Clara-Maria Laredo : Dans le cinéma et ailleurs… On n’en parle pas. Il y a tout un point de vue de l’Histoire qui est inexistant. Si tu regardes même des écrits sur le nationalisme, il n’y a que des hommes, il y a très peu de femmes qui se sont exprimées. Des hommes, parce qu’ils ont été plus amenés à prendre la parole, parce qu’ils sont plus touchés et concernés, même si en somme, il y avait aussi des femmes qui l’étaient…

TdP : Après il y a aussi une émotion du roman qui est extrêmement forte, et qui vient de sa forme : un mélodrame. J’ai aussi voulu adapter deux de ses romans, ce que je n’ai pas pu faire pour des questions de droits qui n’étaient pas disponibles, mais quand ses récits se passent en Corse, je trouve qu’il arrive à attraper quelque chose d’archaïque, d’une émotion qu’on reconnaît et qui est reliée à ce qu’on est, avec des récits qui sont toujours contemporain. Pas exotique. Et c’est au cœur de la question de la représentation, de ce récit là, à travers un personnage. Il se pose des questions : qu’est ce qu’on lui donne à voir, quels sont les récits qu’on lui donne à entendre ? Sachant que la Corse est un endroit où l’imaginaire a été court-circuité par des récits qu’on a fait de nous. Et là on peut remonter à Mérimée ou à Maupassant, qui ont écrit des récits consternants de colonialisme quoi ! Et on a intériorisé toutes ces visions, jusqu’à être nous même de temps en temps nos propres caricatures, de ce qu’on faisait, d’où on venait… Et au cœur du récit d’À son Image il y a ça : elle qui déconstruit, qui d’un coup questionne le théâtre. Le théâtre dans l’essence du terme, dans son sens fassbinderien : tout ça n’est que du théâtre, du cirque quoi. « Je ne vais pas regarder là où l’on me dit de regarder. Je vais regarder autrement, je vois qu’il y a quelque chose qui ne fonctionne pas très bien. » Après c’est la première fois que je fais une adaptation…

T : Justement, quels choix ont guidé cette adaptation ? Par exemple, le personnage du légionnaire (joué par Alexis Manetti, ndlr) n’a pas une ligne de dialogue, il apparaît comme une silhouette. Il a une place très importante dans le livre, et malgré le fait que tu n’en parles pas, il est pourtant là. Finalement, le reste du roman peut exister, existe en hors-champ…

TdP : Alors si tu l’as retenu, je pense que c’est parce que ça vient de l’acteur, Alexis, qu’on reconnaît maintenant ! Il investit les plans d’une certaine manière.
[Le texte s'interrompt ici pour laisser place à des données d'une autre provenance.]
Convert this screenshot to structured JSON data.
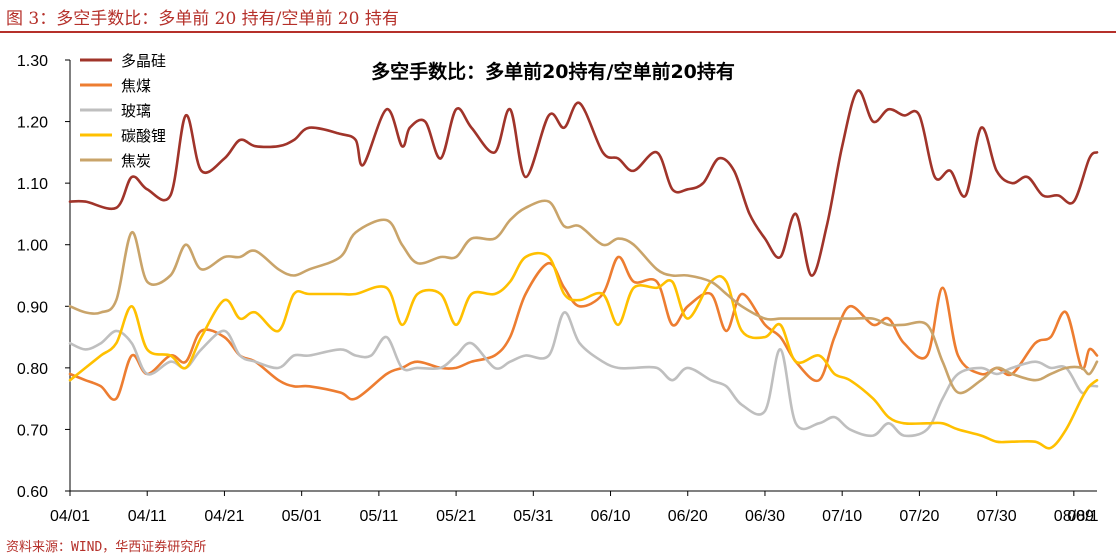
{
  "caption": "图 3：多空手数比：多单前 20 持有/空单前 20 持有",
  "source": "资料来源：WIND，华西证券研究所",
  "chart_data": {
    "type": "line",
    "title": "多空手数比：多单前20持有/空单前20持有",
    "x_tick_labels": [
      "04/01",
      "04/11",
      "04/21",
      "05/01",
      "05/11",
      "05/21",
      "05/31",
      "06/10",
      "06/20",
      "06/30",
      "07/10",
      "07/20",
      "07/30",
      "08/09",
      "08/1"
    ],
    "x_range": [
      "2025-04-01",
      "2025-08-12"
    ],
    "y_ticks": [
      "0.60",
      "0.70",
      "0.80",
      "0.90",
      "1.00",
      "1.10",
      "1.20",
      "1.30"
    ],
    "ylim": [
      0.6,
      1.3
    ],
    "grid": false,
    "legend_position": "top-left",
    "series": [
      {
        "name": "多晶硅",
        "color": "#a0342a",
        "x": [
          "2025-04-01",
          "2025-04-03",
          "2025-04-07",
          "2025-04-09",
          "2025-04-11",
          "2025-04-14",
          "2025-04-16",
          "2025-04-18",
          "2025-04-21",
          "2025-04-23",
          "2025-04-25",
          "2025-04-28",
          "2025-04-30",
          "2025-05-02",
          "2025-05-06",
          "2025-05-08",
          "2025-05-09",
          "2025-05-12",
          "2025-05-14",
          "2025-05-15",
          "2025-05-17",
          "2025-05-19",
          "2025-05-21",
          "2025-05-23",
          "2025-05-26",
          "2025-05-28",
          "2025-05-30",
          "2025-06-02",
          "2025-06-04",
          "2025-06-06",
          "2025-06-09",
          "2025-06-11",
          "2025-06-13",
          "2025-06-16",
          "2025-06-18",
          "2025-06-20",
          "2025-06-22",
          "2025-06-24",
          "2025-06-26",
          "2025-06-28",
          "2025-06-30",
          "2025-07-02",
          "2025-07-04",
          "2025-07-06",
          "2025-07-08",
          "2025-07-10",
          "2025-07-12",
          "2025-07-14",
          "2025-07-16",
          "2025-07-18",
          "2025-07-20",
          "2025-07-22",
          "2025-07-24",
          "2025-07-26",
          "2025-07-28",
          "2025-07-30",
          "2025-08-01",
          "2025-08-03",
          "2025-08-05",
          "2025-08-07",
          "2025-08-09",
          "2025-08-11",
          "2025-08-12"
        ],
        "y": [
          1.07,
          1.07,
          1.06,
          1.11,
          1.09,
          1.08,
          1.21,
          1.12,
          1.14,
          1.17,
          1.16,
          1.16,
          1.17,
          1.19,
          1.18,
          1.17,
          1.13,
          1.22,
          1.16,
          1.19,
          1.2,
          1.14,
          1.22,
          1.19,
          1.15,
          1.22,
          1.11,
          1.21,
          1.19,
          1.23,
          1.15,
          1.14,
          1.12,
          1.15,
          1.09,
          1.09,
          1.1,
          1.14,
          1.12,
          1.05,
          1.01,
          0.98,
          1.05,
          0.95,
          1.03,
          1.16,
          1.25,
          1.2,
          1.22,
          1.21,
          1.21,
          1.11,
          1.12,
          1.08,
          1.19,
          1.12,
          1.1,
          1.11,
          1.08,
          1.08,
          1.07,
          1.14,
          1.15
        ]
      },
      {
        "name": "焦煤",
        "color": "#ed7d31",
        "x": [
          "2025-04-01",
          "2025-04-03",
          "2025-04-05",
          "2025-04-07",
          "2025-04-09",
          "2025-04-11",
          "2025-04-14",
          "2025-04-16",
          "2025-04-18",
          "2025-04-21",
          "2025-04-23",
          "2025-04-25",
          "2025-04-28",
          "2025-04-30",
          "2025-05-02",
          "2025-05-06",
          "2025-05-08",
          "2025-05-12",
          "2025-05-14",
          "2025-05-16",
          "2025-05-19",
          "2025-05-21",
          "2025-05-23",
          "2025-05-26",
          "2025-05-28",
          "2025-05-30",
          "2025-06-02",
          "2025-06-04",
          "2025-06-06",
          "2025-06-09",
          "2025-06-11",
          "2025-06-13",
          "2025-06-16",
          "2025-06-18",
          "2025-06-20",
          "2025-06-23",
          "2025-06-25",
          "2025-06-27",
          "2025-06-30",
          "2025-07-02",
          "2025-07-04",
          "2025-07-07",
          "2025-07-09",
          "2025-07-11",
          "2025-07-14",
          "2025-07-16",
          "2025-07-18",
          "2025-07-21",
          "2025-07-23",
          "2025-07-25",
          "2025-07-28",
          "2025-07-30",
          "2025-08-01",
          "2025-08-04",
          "2025-08-06",
          "2025-08-08",
          "2025-08-10",
          "2025-08-11",
          "2025-08-12"
        ],
        "y": [
          0.79,
          0.78,
          0.77,
          0.75,
          0.82,
          0.79,
          0.82,
          0.81,
          0.86,
          0.85,
          0.82,
          0.81,
          0.78,
          0.77,
          0.77,
          0.76,
          0.75,
          0.79,
          0.8,
          0.81,
          0.8,
          0.8,
          0.81,
          0.82,
          0.85,
          0.92,
          0.97,
          0.93,
          0.9,
          0.92,
          0.98,
          0.94,
          0.94,
          0.87,
          0.9,
          0.92,
          0.86,
          0.92,
          0.87,
          0.85,
          0.81,
          0.78,
          0.85,
          0.9,
          0.87,
          0.88,
          0.84,
          0.82,
          0.93,
          0.82,
          0.79,
          0.8,
          0.79,
          0.84,
          0.85,
          0.89,
          0.8,
          0.83,
          0.82
        ]
      },
      {
        "name": "玻璃",
        "color": "#bfbfbf",
        "x": [
          "2025-04-01",
          "2025-04-03",
          "2025-04-05",
          "2025-04-07",
          "2025-04-09",
          "2025-04-11",
          "2025-04-14",
          "2025-04-16",
          "2025-04-18",
          "2025-04-21",
          "2025-04-23",
          "2025-04-25",
          "2025-04-28",
          "2025-04-30",
          "2025-05-02",
          "2025-05-06",
          "2025-05-08",
          "2025-05-10",
          "2025-05-12",
          "2025-05-14",
          "2025-05-16",
          "2025-05-19",
          "2025-05-21",
          "2025-05-23",
          "2025-05-26",
          "2025-05-28",
          "2025-05-30",
          "2025-06-02",
          "2025-06-04",
          "2025-06-06",
          "2025-06-09",
          "2025-06-11",
          "2025-06-13",
          "2025-06-16",
          "2025-06-18",
          "2025-06-20",
          "2025-06-23",
          "2025-06-25",
          "2025-06-27",
          "2025-06-30",
          "2025-07-02",
          "2025-07-04",
          "2025-07-07",
          "2025-07-09",
          "2025-07-11",
          "2025-07-14",
          "2025-07-16",
          "2025-07-18",
          "2025-07-21",
          "2025-07-23",
          "2025-07-25",
          "2025-07-28",
          "2025-07-30",
          "2025-08-01",
          "2025-08-04",
          "2025-08-06",
          "2025-08-08",
          "2025-08-10",
          "2025-08-11",
          "2025-08-12"
        ],
        "y": [
          0.84,
          0.83,
          0.84,
          0.86,
          0.84,
          0.79,
          0.81,
          0.8,
          0.83,
          0.86,
          0.82,
          0.81,
          0.8,
          0.82,
          0.82,
          0.83,
          0.82,
          0.82,
          0.85,
          0.8,
          0.8,
          0.8,
          0.82,
          0.84,
          0.8,
          0.81,
          0.82,
          0.82,
          0.89,
          0.84,
          0.81,
          0.8,
          0.8,
          0.8,
          0.78,
          0.8,
          0.78,
          0.77,
          0.74,
          0.73,
          0.83,
          0.71,
          0.71,
          0.72,
          0.7,
          0.69,
          0.71,
          0.69,
          0.7,
          0.75,
          0.79,
          0.8,
          0.79,
          0.8,
          0.81,
          0.8,
          0.8,
          0.76,
          0.77,
          0.77
        ]
      },
      {
        "name": "碳酸锂",
        "color": "#ffc000",
        "x": [
          "2025-04-01",
          "2025-04-03",
          "2025-04-05",
          "2025-04-07",
          "2025-04-09",
          "2025-04-11",
          "2025-04-14",
          "2025-04-16",
          "2025-04-18",
          "2025-04-21",
          "2025-04-23",
          "2025-04-25",
          "2025-04-28",
          "2025-04-30",
          "2025-05-02",
          "2025-05-06",
          "2025-05-08",
          "2025-05-12",
          "2025-05-14",
          "2025-05-16",
          "2025-05-19",
          "2025-05-21",
          "2025-05-23",
          "2025-05-26",
          "2025-05-28",
          "2025-05-30",
          "2025-06-02",
          "2025-06-04",
          "2025-06-06",
          "2025-06-09",
          "2025-06-11",
          "2025-06-13",
          "2025-06-16",
          "2025-06-18",
          "2025-06-20",
          "2025-06-23",
          "2025-06-25",
          "2025-06-27",
          "2025-06-30",
          "2025-07-02",
          "2025-07-04",
          "2025-07-07",
          "2025-07-09",
          "2025-07-11",
          "2025-07-14",
          "2025-07-16",
          "2025-07-18",
          "2025-07-21",
          "2025-07-23",
          "2025-07-25",
          "2025-07-28",
          "2025-07-30",
          "2025-08-01",
          "2025-08-04",
          "2025-08-06",
          "2025-08-08",
          "2025-08-10",
          "2025-08-11",
          "2025-08-12"
        ],
        "y": [
          0.78,
          0.8,
          0.82,
          0.84,
          0.9,
          0.83,
          0.82,
          0.8,
          0.85,
          0.91,
          0.88,
          0.89,
          0.86,
          0.92,
          0.92,
          0.92,
          0.92,
          0.93,
          0.87,
          0.92,
          0.92,
          0.87,
          0.92,
          0.92,
          0.94,
          0.98,
          0.98,
          0.92,
          0.91,
          0.92,
          0.87,
          0.93,
          0.93,
          0.94,
          0.88,
          0.94,
          0.94,
          0.86,
          0.85,
          0.87,
          0.81,
          0.82,
          0.79,
          0.78,
          0.75,
          0.72,
          0.71,
          0.71,
          0.71,
          0.7,
          0.69,
          0.68,
          0.68,
          0.68,
          0.67,
          0.7,
          0.75,
          0.77,
          0.78
        ]
      },
      {
        "name": "焦炭",
        "color": "#c9a46a",
        "x": [
          "2025-04-01",
          "2025-04-03",
          "2025-04-05",
          "2025-04-07",
          "2025-04-09",
          "2025-04-11",
          "2025-04-14",
          "2025-04-16",
          "2025-04-18",
          "2025-04-21",
          "2025-04-23",
          "2025-04-25",
          "2025-04-28",
          "2025-04-30",
          "2025-05-02",
          "2025-05-06",
          "2025-05-08",
          "2025-05-12",
          "2025-05-14",
          "2025-05-16",
          "2025-05-19",
          "2025-05-21",
          "2025-05-23",
          "2025-05-26",
          "2025-05-28",
          "2025-05-30",
          "2025-06-02",
          "2025-06-04",
          "2025-06-06",
          "2025-06-09",
          "2025-06-11",
          "2025-06-13",
          "2025-06-16",
          "2025-06-18",
          "2025-06-20",
          "2025-06-23",
          "2025-06-25",
          "2025-06-27",
          "2025-06-30",
          "2025-07-02",
          "2025-07-04",
          "2025-07-07",
          "2025-07-09",
          "2025-07-11",
          "2025-07-14",
          "2025-07-16",
          "2025-07-18",
          "2025-07-21",
          "2025-07-23",
          "2025-07-25",
          "2025-07-28",
          "2025-07-30",
          "2025-08-01",
          "2025-08-04",
          "2025-08-06",
          "2025-08-08",
          "2025-08-10",
          "2025-08-11",
          "2025-08-12"
        ],
        "y": [
          0.9,
          0.89,
          0.89,
          0.91,
          1.02,
          0.94,
          0.95,
          1.0,
          0.96,
          0.98,
          0.98,
          0.99,
          0.96,
          0.95,
          0.96,
          0.98,
          1.02,
          1.04,
          1.0,
          0.97,
          0.98,
          0.98,
          1.01,
          1.01,
          1.04,
          1.06,
          1.07,
          1.03,
          1.03,
          1.0,
          1.01,
          1.0,
          0.96,
          0.95,
          0.95,
          0.94,
          0.92,
          0.9,
          0.88,
          0.88,
          0.88,
          0.88,
          0.88,
          0.88,
          0.88,
          0.87,
          0.87,
          0.87,
          0.81,
          0.76,
          0.78,
          0.8,
          0.79,
          0.78,
          0.79,
          0.8,
          0.8,
          0.79,
          0.81
        ]
      }
    ]
  }
}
En plus, avec Alexis, on a déjà travaillé ensemble dans le précédent, et moi j’aime bien l’idée de la troupe, mais en même temps, entre les deux films, il est devenu un peu connu ! Il a eu un César ! *rires*

Non mais voilà, tu vois, quand tu dois décrire les personnages avec un regard neuf, là d’un coup tu te dis « ah mais c’est lui qui a déjà joué machin ! » Et c’est une tendance dans le cinéma qui moi à tendance à me révulser..! De se dire « je vais essayer de raconter quelque chose d’un peu vrai, mais de glisser quelques petits noms connus », il fallait échapper à tout ça. Les choix dont tu parles, ils se font sur le moment. On a énormément travaillé avant, sur les dispositifs narratifs et de mise en scène. Moi ce qui m’intéresse c’est le process’, prendre ce roman de Jerome, de dialoguer avec, de faire du cinéma, et de continuer à travailler avec ce matériau là tout au long du chemin qui mène au film. Après il y a des choix préalables : avec Jeanne ma co-scenariste, on choisit déjà ce qu’on garde, ce qu’on enlève… Mais après tous les accidents, les idées, les désirs qui naissent… il y a des décisions qui viennent très tardivement ! 

T : Tu as un exemple ?

TdP : Par exemple avec Alexis, on a tourné toute la partie à Calvi de manière beaucoup plus précipitée qu’on ne la pensait, et après ce sont des questions de montage. On voulait rentrer très vite dans « le passé s’ouvre » : elle ressuscite, et alors le passé s’ouvre. J’aurais pu avoir l’envie de passer tout le film à Calvi. Mais c’était un autre film. C’était la question d’Une vie violente : au départ ce n’était que la fin, puis le film s’est ouvert à cette idée de grand et long flash back.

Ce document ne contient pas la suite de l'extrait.